何時もと変わりないシン様の部屋の、いえっ私達の部屋の天井。
カーテンの隙間からは、太陽の日差しが差し込んでいる。
昨日の夜も、シン様は私に教え込んでくれた。
急速に覚えた体は順応にシン様に従う。
もーーー!昨日の事を思い出しちゃって、顔が赤くなる。
「シンさま・・。」何時も私を抱き寄せて寝ているのに「あれ?シン様?」体を起こして隣を見ると。
いない。
隣にいて寝たはずなのに、シーツを触ると冷たい。
結構前からいなくなっていたんだ。
起きたのかな?
シン様が見えない私は不安になり、色んな部屋を開けていったが、どこにもシン様の姿はいなかった。
どこを探してもシン様の姿はいない。
ベットのサイドテーブルにあるスマホも。自分のしかない。
スマホを開くと、オールバックでスーツ姿のシン様がコーヒーを飲んでいる姿が写っていた。

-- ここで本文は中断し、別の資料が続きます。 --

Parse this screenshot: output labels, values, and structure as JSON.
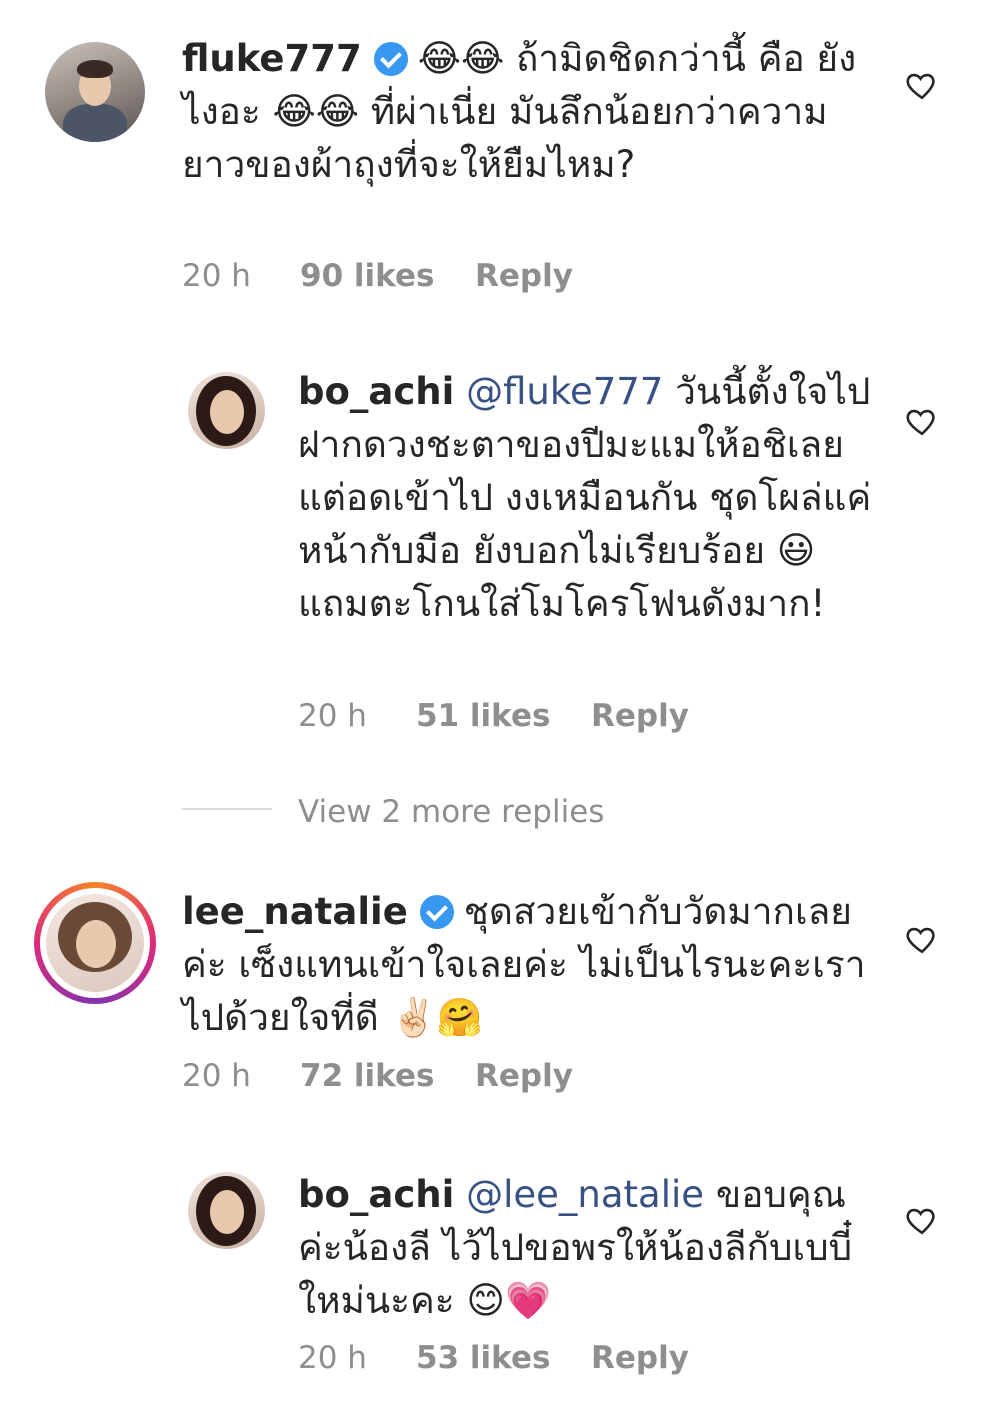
{
  "comments": [
    {
      "username": "fluke777",
      "verified": true,
      "text": "😂😂 ถ้ามิดชิดกว่านี้ คือ ยังไงอะ 😂😂 ที่ผ่าเนี่ย มันลึกน้อยกว่าความยาวของผ้าถุงที่จะให้ยืมไหม?",
      "time": "20 h",
      "likes": "90 likes",
      "reply": "Reply"
    },
    {
      "username": "bo_achi",
      "mention": "@fluke777",
      "text": "วันนี้ตั้งใจไปฝากดวงชะตาของปีมะแมให้อชิเลย แต่อดเข้าไป งงเหมือนกัน ชุดโผล่แค่หน้ากับมือ ยังบอกไม่เรียบร้อย 😃 แถมตะโกนใส่โมโครโฟนดังมาก!",
      "time": "20 h",
      "likes": "51 likes",
      "reply": "Reply"
    },
    {
      "username": "lee_natalie",
      "verified": true,
      "text": "ชุดสวยเข้ากับวัดมากเลยค่ะ เซ็งแทนเข้าใจเลยค่ะ ไม่เป็นไรนะคะเราไปด้วยใจที่ดี ✌🏻🤗",
      "time": "20 h",
      "likes": "72 likes",
      "reply": "Reply"
    },
    {
      "username": "bo_achi",
      "mention": "@lee_natalie",
      "text": "ขอบคุณค่ะน้องลี ไว้ไปขอพรให้น้องลีกับเบบี๋ใหม่นะคะ 😊💗",
      "time": "20 h",
      "likes": "53 likes",
      "reply": "Reply"
    }
  ],
  "view_more": "View 2 more replies",
  "icons": {
    "like": "heart-outline-icon",
    "verified": "verified-badge-icon"
  },
  "colors": {
    "verified": "#3897f0",
    "mention": "#385185",
    "muted": "#8e8e8e"
  }
}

私の一番のお気に入りなのに、涙がジワーっと溜まり始めてきた。
何処にいちゃったの?
シン様のスマホに、何度もスマホにかけても出てくれない。
シン様の秘書のコンさんも出てくれない。
部下のキムさんにかけても、出てくれない。
「シンさまーーーっどこにいったの?ずーッと傍にいるって言ったじゃない。」床に座って涙がボロボロと溢れ出ていった。
この広い部屋。
ただ一人取り残された私の涙は止まる事を知らなかった。
その頃、スーツの上着を控えている男に渡したイ・シン。
ネクタイも外して渡す。
ワイシャツのボタンを外して、ゆっくりと脱いだ。
これも渡して、扉を開けた。
大きく深呼吸をして、その部屋に吸い込まれるように入っていった。
皆様、こんばんは。
今日のお話は大人なお話がいっぱいあって消すのに指が疲れました。(笑)
何たって大人なシン様だから、意外と細かく書いていて自分でもビックリしました。
ヤフーでこのままアップしていたなんて、なんて度胸のある私。(笑)
ここのブログは健全なので、堂々とアップしていきます。
では、何時も皆様の訪問有難うございます。